We'd like to do a boat trip through the Corinth Canal. There's the _ Canal Vista _ trip from Isthmia advertised which looks just the job.

Has anyone done this -or any other trip- and can pass on hints and tips ?

We'd presumably leave the van at Isthmia- is there secure parking ? How far in advance would we have to book in mid-April ? Are there buses back to Isthmia if we don't return on the boat ?

G


----------



## peejay (May 10, 2005)

Hi Chris;

We've only seen it from either end and driven over the top but I notice you mention Isthmia, are you intending to stay in the area?

Back in 2002 we stayed at Camping Isthmia Beach which is fairly close to the canal, its a nice site and if memory serves correct i'm sure they organised trips direct from the site, might be worth an email to ask if they still do them...
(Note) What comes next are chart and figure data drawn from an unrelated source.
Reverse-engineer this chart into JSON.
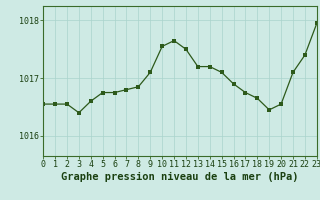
{
  "x": [
    0,
    1,
    2,
    3,
    4,
    5,
    6,
    7,
    8,
    9,
    10,
    11,
    12,
    13,
    14,
    15,
    16,
    17,
    18,
    19,
    20,
    21,
    22,
    23
  ],
  "y": [
    1016.55,
    1016.55,
    1016.55,
    1016.4,
    1016.6,
    1016.75,
    1016.75,
    1016.8,
    1016.85,
    1017.1,
    1017.55,
    1017.65,
    1017.5,
    1017.2,
    1017.2,
    1017.1,
    1016.9,
    1016.75,
    1016.65,
    1016.45,
    1016.55,
    1017.1,
    1017.4,
    1017.95
  ],
  "line_color": "#2d5a1b",
  "marker": "s",
  "marker_size": 2.5,
  "bg_color": "#ceeae4",
  "grid_color": "#aad4cc",
  "ylabel_ticks": [
    1016,
    1017,
    1018
  ],
  "xticks": [
    0,
    1,
    2,
    3,
    4,
    5,
    6,
    7,
    8,
    9,
    10,
    11,
    12,
    13,
    14,
    15,
    16,
    17,
    18,
    19,
    20,
    21,
    22,
    23
  ],
  "xlim": [
    0,
    23
  ],
  "ylim": [
    1015.65,
    1018.25
  ],
  "xlabel": "Graphe pression niveau de la mer (hPa)",
  "xlabel_fontsize": 7.5,
  "tick_fontsize": 6.0,
  "axis_color": "#3a6b2a",
  "label_color": "#1a4010"
}
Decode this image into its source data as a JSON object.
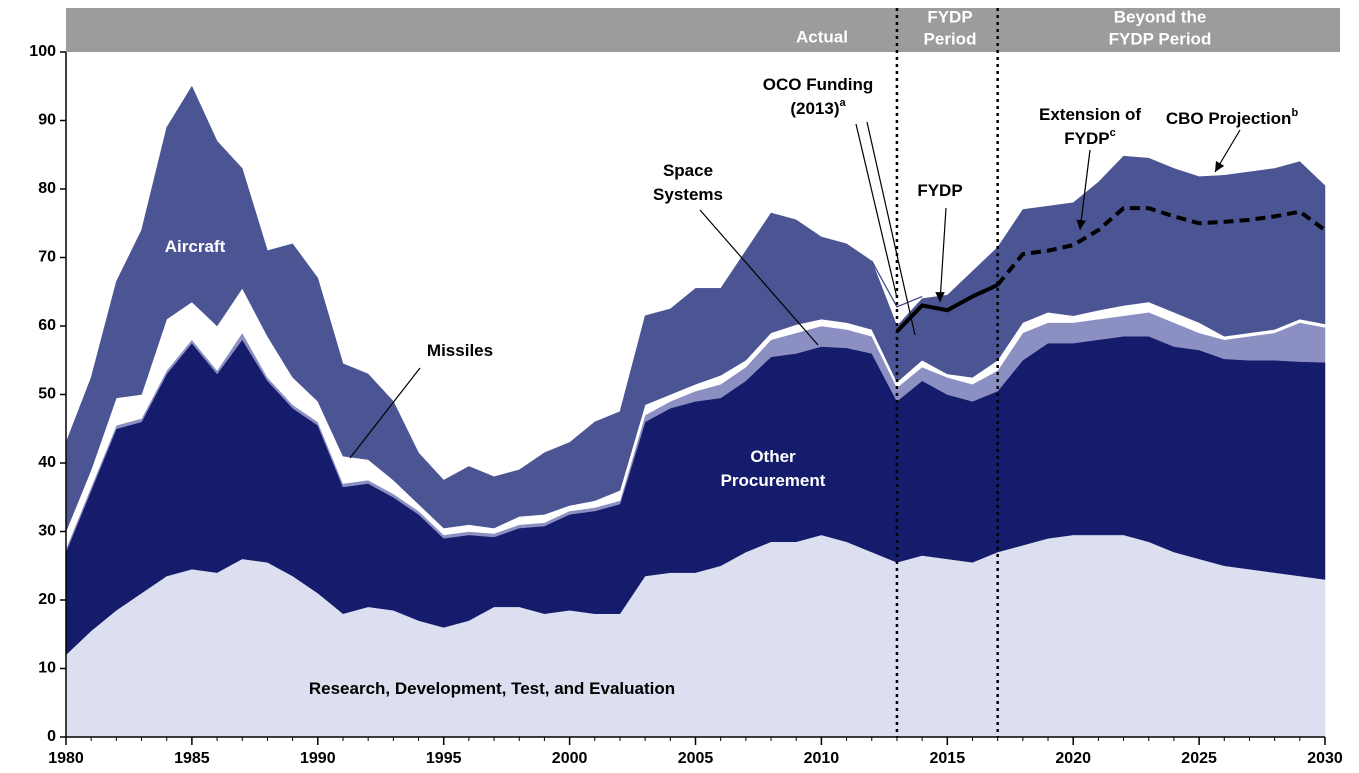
{
  "chart_data": {
    "type": "stacked_area",
    "x": [
      1980,
      1981,
      1982,
      1983,
      1984,
      1985,
      1986,
      1987,
      1988,
      1989,
      1990,
      1991,
      1992,
      1993,
      1994,
      1995,
      1996,
      1997,
      1998,
      1999,
      2000,
      2001,
      2002,
      2003,
      2004,
      2005,
      2006,
      2007,
      2008,
      2009,
      2010,
      2011,
      2012,
      2013,
      2014,
      2015,
      2016,
      2017,
      2018,
      2019,
      2020,
      2021,
      2022,
      2023,
      2024,
      2025,
      2026,
      2027,
      2028,
      2029,
      2030
    ],
    "series": [
      {
        "color": "#dcdff0",
        "values": [
          12,
          15.5,
          18.5,
          21,
          23.5,
          24.5,
          24,
          26,
          25.5,
          23.5,
          21,
          18,
          19,
          18.5,
          17,
          16,
          17,
          19,
          19,
          18,
          18.5,
          18,
          18,
          23.5,
          24,
          24,
          25,
          27,
          28.5,
          28.5,
          29.5,
          28.5,
          27,
          25.5,
          26.5,
          26,
          25.5,
          27,
          28,
          29,
          29.5,
          29.5,
          29.5,
          28.5,
          27,
          26,
          25,
          24.5,
          24,
          23.5,
          23
        ]
      },
      {
        "color": "#141c6b",
        "values": [
          15,
          20.5,
          26.5,
          25,
          29.5,
          33,
          29,
          32,
          26.5,
          24.5,
          24.5,
          18.5,
          18,
          16.5,
          15.5,
          13,
          12.5,
          10.2,
          11.5,
          12.8,
          14,
          15,
          16,
          22.5,
          24,
          25,
          24.5,
          25,
          27,
          27.5,
          27.5,
          28.3,
          29,
          23.5,
          25.5,
          24,
          23.5,
          23.5,
          27,
          28.5,
          28,
          28.5,
          29,
          30,
          30,
          30.5,
          30.2,
          30.5,
          31,
          31.3,
          31.7
        ]
      },
      {
        "color": "#8b8fc2",
        "values": [
          0.5,
          0.5,
          0.5,
          0.5,
          0.5,
          0.5,
          0.5,
          1,
          0.5,
          0.5,
          0.5,
          0.5,
          0.5,
          0.5,
          0.5,
          0.5,
          0.5,
          0.5,
          0.5,
          0.5,
          0.5,
          0.5,
          0.5,
          1,
          1,
          1.5,
          2,
          2,
          2.5,
          3,
          3,
          2.7,
          2.5,
          2,
          2,
          2.5,
          2.5,
          3,
          4,
          3,
          3,
          3,
          3,
          3.5,
          3.5,
          2.5,
          2.8,
          3.5,
          4,
          5.7,
          5.1
        ]
      },
      {
        "color": "#ffffff",
        "values": [
          2.5,
          2.5,
          4,
          3.5,
          7.5,
          5.5,
          6.5,
          6.5,
          6,
          4,
          3,
          4,
          3,
          2,
          1,
          1,
          1,
          0.8,
          1.2,
          1.2,
          0.8,
          1,
          1.5,
          1.5,
          1,
          1,
          1.3,
          1,
          1,
          1.2,
          1,
          1,
          1,
          0.8,
          1,
          0.5,
          1,
          1.5,
          1.5,
          1.5,
          1,
          1.3,
          1.5,
          1.5,
          1.5,
          1.5,
          0.5,
          0.5,
          0.5,
          0.5,
          0.5
        ]
      },
      {
        "color": "#4c5593",
        "values": [
          13,
          13.5,
          17,
          24,
          28,
          31.5,
          27,
          17.5,
          12.5,
          19.5,
          18,
          13.5,
          12.5,
          11.5,
          7.5,
          7,
          8.5,
          7.5,
          6.8,
          9,
          9.2,
          11.5,
          11.5,
          13,
          12.5,
          14,
          12.7,
          16,
          17.5,
          15.3,
          12,
          11.5,
          10,
          8.2,
          9,
          11.5,
          15.5,
          16.5,
          16.5,
          15.5,
          16.5,
          18.7,
          21.8,
          21,
          21,
          21.3,
          23.5,
          23.5,
          23.5,
          23,
          20.2
        ]
      }
    ],
    "lines": [
      {
        "style": "thin",
        "color": "#3a4280",
        "x": [
          2012,
          2013,
          2014
        ],
        "values": [
          69.5,
          62.8,
          64.3
        ]
      },
      {
        "style": "solid",
        "color": "#000000",
        "x": [
          2013,
          2014,
          2015,
          2016,
          2017
        ],
        "values": [
          59.2,
          63,
          62.3,
          64.3,
          66
        ]
      },
      {
        "style": "dashed",
        "color": "#000000",
        "x": [
          2017,
          2018,
          2019,
          2020,
          2021,
          2022,
          2023,
          2024,
          2025,
          2026,
          2027,
          2028,
          2029,
          2030
        ],
        "values": [
          66,
          70.5,
          71,
          71.8,
          74,
          77.2,
          77.2,
          76,
          75,
          75.2,
          75.5,
          76,
          76.7,
          74
        ]
      }
    ],
    "periods": [
      {
        "lines": [
          "Actual"
        ]
      },
      {
        "lines": [
          "FYDP",
          "Period"
        ]
      },
      {
        "lines": [
          "Beyond the",
          "FYDP Period"
        ]
      }
    ],
    "dividers": [
      2013,
      2017
    ],
    "annotations": [
      {
        "lines": [
          "Aircraft"
        ],
        "white": true
      },
      {
        "lines": [
          "Missiles"
        ]
      },
      {
        "lines": [
          "Space",
          "Systems"
        ]
      },
      {
        "lines": [
          "Other",
          "Procurement"
        ],
        "white": true
      },
      {
        "lines": [
          "Research, Development, Test, and Evaluation"
        ]
      },
      {
        "lines": [
          "OCO Funding",
          "(2013)"
        ],
        "sup": "a"
      },
      {
        "lines": [
          "FYDP"
        ]
      },
      {
        "lines": [
          "Extension of",
          "FYDP"
        ],
        "sup": "c"
      },
      {
        "lines": [
          "CBO Projection"
        ],
        "sup": "b"
      }
    ],
    "xlim": [
      1980,
      2030
    ],
    "xticks": [
      1980,
      1985,
      1990,
      1995,
      2000,
      2005,
      2010,
      2015,
      2020,
      2025,
      2030
    ],
    "ylim": [
      0,
      100
    ],
    "yticks": [
      0,
      10,
      20,
      30,
      40,
      50,
      60,
      70,
      80,
      90,
      100
    ]
  }
}
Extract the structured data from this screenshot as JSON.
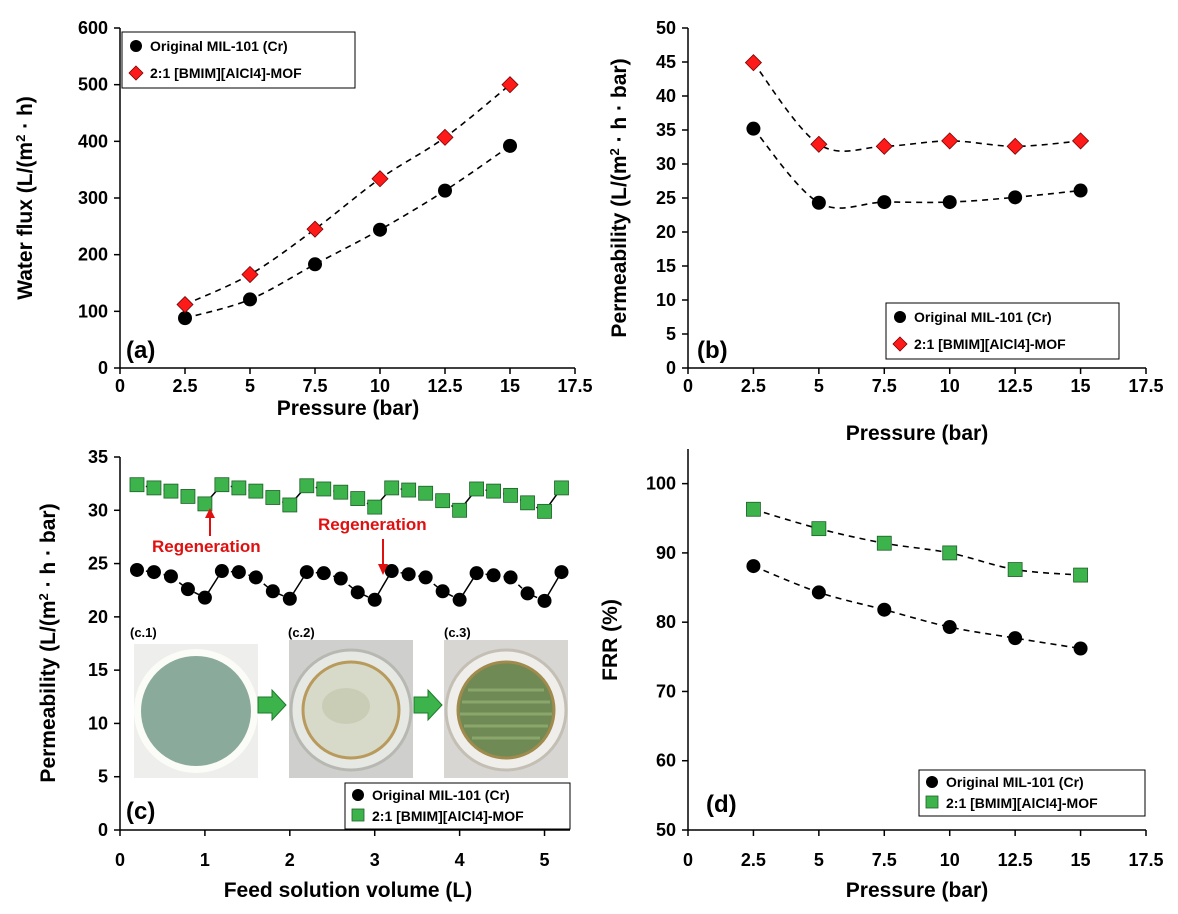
{
  "colors": {
    "original": "#000000",
    "ionic_red": "#ff1a1a",
    "ionic_green": "#3cb44b",
    "annotation": "#e01010"
  },
  "legend": {
    "series_a": "Original MIL-101 (Cr)",
    "series_b": "2:1 [BMIM][AlCl4]-MOF"
  },
  "chart_data": [
    {
      "panel": "(a)",
      "type": "scatter",
      "xlabel": "Pressure (bar)",
      "ylabel": "Water flux (L/(m2 · h)",
      "xlim": [
        0,
        17.5
      ],
      "ylim": [
        0,
        600
      ],
      "xticks": [
        "0",
        "2.5",
        "5",
        "7.5",
        "10",
        "12.5",
        "15",
        "17.5"
      ],
      "yticks": [
        "0",
        "100",
        "200",
        "300",
        "400",
        "500",
        "600"
      ],
      "legend_position": "top-left",
      "series": [
        {
          "name": "Original MIL-101 (Cr)",
          "marker": "circle",
          "color": "#000000",
          "x": [
            2.5,
            5,
            7.5,
            10,
            12.5,
            15
          ],
          "y": [
            88,
            121,
            183,
            244,
            313,
            392
          ]
        },
        {
          "name": "2:1 [BMIM][AlCl4]-MOF",
          "marker": "diamond",
          "color": "#ff1a1a",
          "x": [
            2.5,
            5,
            7.5,
            10,
            12.5,
            15
          ],
          "y": [
            112,
            165,
            245,
            334,
            407,
            500
          ]
        }
      ]
    },
    {
      "panel": "(b)",
      "type": "scatter",
      "xlabel": "Pressure (bar)",
      "ylabel": "Permeability (L/(m2 · h · bar)",
      "xlim": [
        0,
        17.5
      ],
      "ylim": [
        0,
        50
      ],
      "xticks": [
        "0",
        "2.5",
        "5",
        "7.5",
        "10",
        "12.5",
        "15",
        "17.5"
      ],
      "yticks": [
        "0",
        "5",
        "10",
        "15",
        "20",
        "25",
        "30",
        "35",
        "40",
        "45",
        "50"
      ],
      "legend_position": "bottom-right",
      "series": [
        {
          "name": "Original MIL-101 (Cr)",
          "marker": "circle",
          "color": "#000000",
          "x": [
            2.5,
            5,
            7.5,
            10,
            12.5,
            15
          ],
          "y": [
            35.2,
            24.3,
            24.4,
            24.4,
            25.1,
            26.1
          ]
        },
        {
          "name": "2:1 [BMIM][AlCl4]-MOF",
          "marker": "diamond",
          "color": "#ff1a1a",
          "x": [
            2.5,
            5,
            7.5,
            10,
            12.5,
            15
          ],
          "y": [
            44.9,
            32.9,
            32.6,
            33.4,
            32.6,
            33.4
          ]
        }
      ]
    },
    {
      "panel": "(c)",
      "type": "scatter",
      "xlabel": "Feed solution volume (L)",
      "ylabel": "Permeability (L/(m2 · h · bar)",
      "xlim": [
        0,
        5.3
      ],
      "ylim": [
        0,
        35
      ],
      "xticks": [
        "0",
        "1",
        "2",
        "3",
        "4",
        "5"
      ],
      "yticks": [
        "0",
        "5",
        "10",
        "15",
        "20",
        "25",
        "30",
        "35"
      ],
      "legend_position": "bottom-right",
      "annotations": [
        "Regeneration",
        "Regeneration"
      ],
      "image_labels": [
        "(c.1)",
        "(c.2)",
        "(c.3)"
      ],
      "series": [
        {
          "name": "Original MIL-101 (Cr)",
          "marker": "circle",
          "color": "#000000",
          "x": [
            0.2,
            0.4,
            0.6,
            0.8,
            1.0,
            1.2,
            1.4,
            1.6,
            1.8,
            2.0,
            2.2,
            2.4,
            2.6,
            2.8,
            3.0,
            3.2,
            3.4,
            3.6,
            3.8,
            4.0,
            4.2,
            4.4,
            4.6,
            4.8,
            5.0,
            5.2
          ],
          "y": [
            24.4,
            24.2,
            23.8,
            22.6,
            21.8,
            24.3,
            24.2,
            23.7,
            22.4,
            21.7,
            24.2,
            24.1,
            23.6,
            22.3,
            21.6,
            24.3,
            24.0,
            23.7,
            22.4,
            21.6,
            24.1,
            23.9,
            23.7,
            22.2,
            21.5,
            24.2
          ]
        },
        {
          "name": "2:1 [BMIM][AlCl4]-MOF",
          "marker": "square",
          "color": "#3cb44b",
          "x": [
            0.2,
            0.4,
            0.6,
            0.8,
            1.0,
            1.2,
            1.4,
            1.6,
            1.8,
            2.0,
            2.2,
            2.4,
            2.6,
            2.8,
            3.0,
            3.2,
            3.4,
            3.6,
            3.8,
            4.0,
            4.2,
            4.4,
            4.6,
            4.8,
            5.0,
            5.2
          ],
          "y": [
            32.4,
            32.1,
            31.8,
            31.3,
            30.6,
            32.4,
            32.1,
            31.8,
            31.2,
            30.5,
            32.3,
            32.0,
            31.7,
            31.1,
            30.3,
            32.1,
            31.9,
            31.6,
            30.9,
            30.0,
            32.0,
            31.8,
            31.4,
            30.7,
            29.9,
            32.1
          ]
        }
      ]
    },
    {
      "panel": "(d)",
      "type": "scatter",
      "xlabel": "Pressure (bar)",
      "ylabel": "FRR (%)",
      "xlim": [
        0,
        17.5
      ],
      "ylim": [
        50,
        105
      ],
      "xticks": [
        "0",
        "2.5",
        "5",
        "7.5",
        "10",
        "12.5",
        "15",
        "17.5"
      ],
      "yticks": [
        "50",
        "60",
        "70",
        "80",
        "90",
        "100"
      ],
      "legend_position": "bottom-right",
      "series": [
        {
          "name": "Original MIL-101 (Cr)",
          "marker": "circle",
          "color": "#000000",
          "x": [
            2.5,
            5,
            7.5,
            10,
            12.5,
            15
          ],
          "y": [
            88.1,
            84.3,
            81.8,
            79.3,
            77.7,
            76.2
          ]
        },
        {
          "name": "2:1 [BMIM][AlCl4]-MOF",
          "marker": "square",
          "color": "#3cb44b",
          "x": [
            2.5,
            5,
            7.5,
            10,
            12.5,
            15
          ],
          "y": [
            96.3,
            93.5,
            91.4,
            90.0,
            87.6,
            86.8
          ]
        }
      ]
    }
  ]
}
http://www.campingisthmia.gr/homiegb.htm

http://www.motorhomefacts.com/modules.php?name=Campsites&op=display_results&csid=2121

Pete


----------



## Grizzly (May 9, 2005)

Peejay...you're a star ! Thanks very much for this and I'll e-mail immediately.

G


----------



## peejay (May 10, 2005)

No problem, do let us know if/when you get a reply, we might fancy that trip ourselves this year.

Pete


----------



## Gazburger (Feb 26, 2008)

my wife chartered a yacht a few years ago and went through from west to east when you looked back you would swear you were going downhill arealy strange experiance gazz


----------



## Grizzly (May 9, 2005)

Gazburger said:


> my wife chartered a yacht a few years ago and went through from west to east when you looked back you would swear you were going downhill arealy strange experiance gazz


Interesting- we'll look out for that. Thanks

No reply from the campsite so far- guess they are on winter break.

G


----------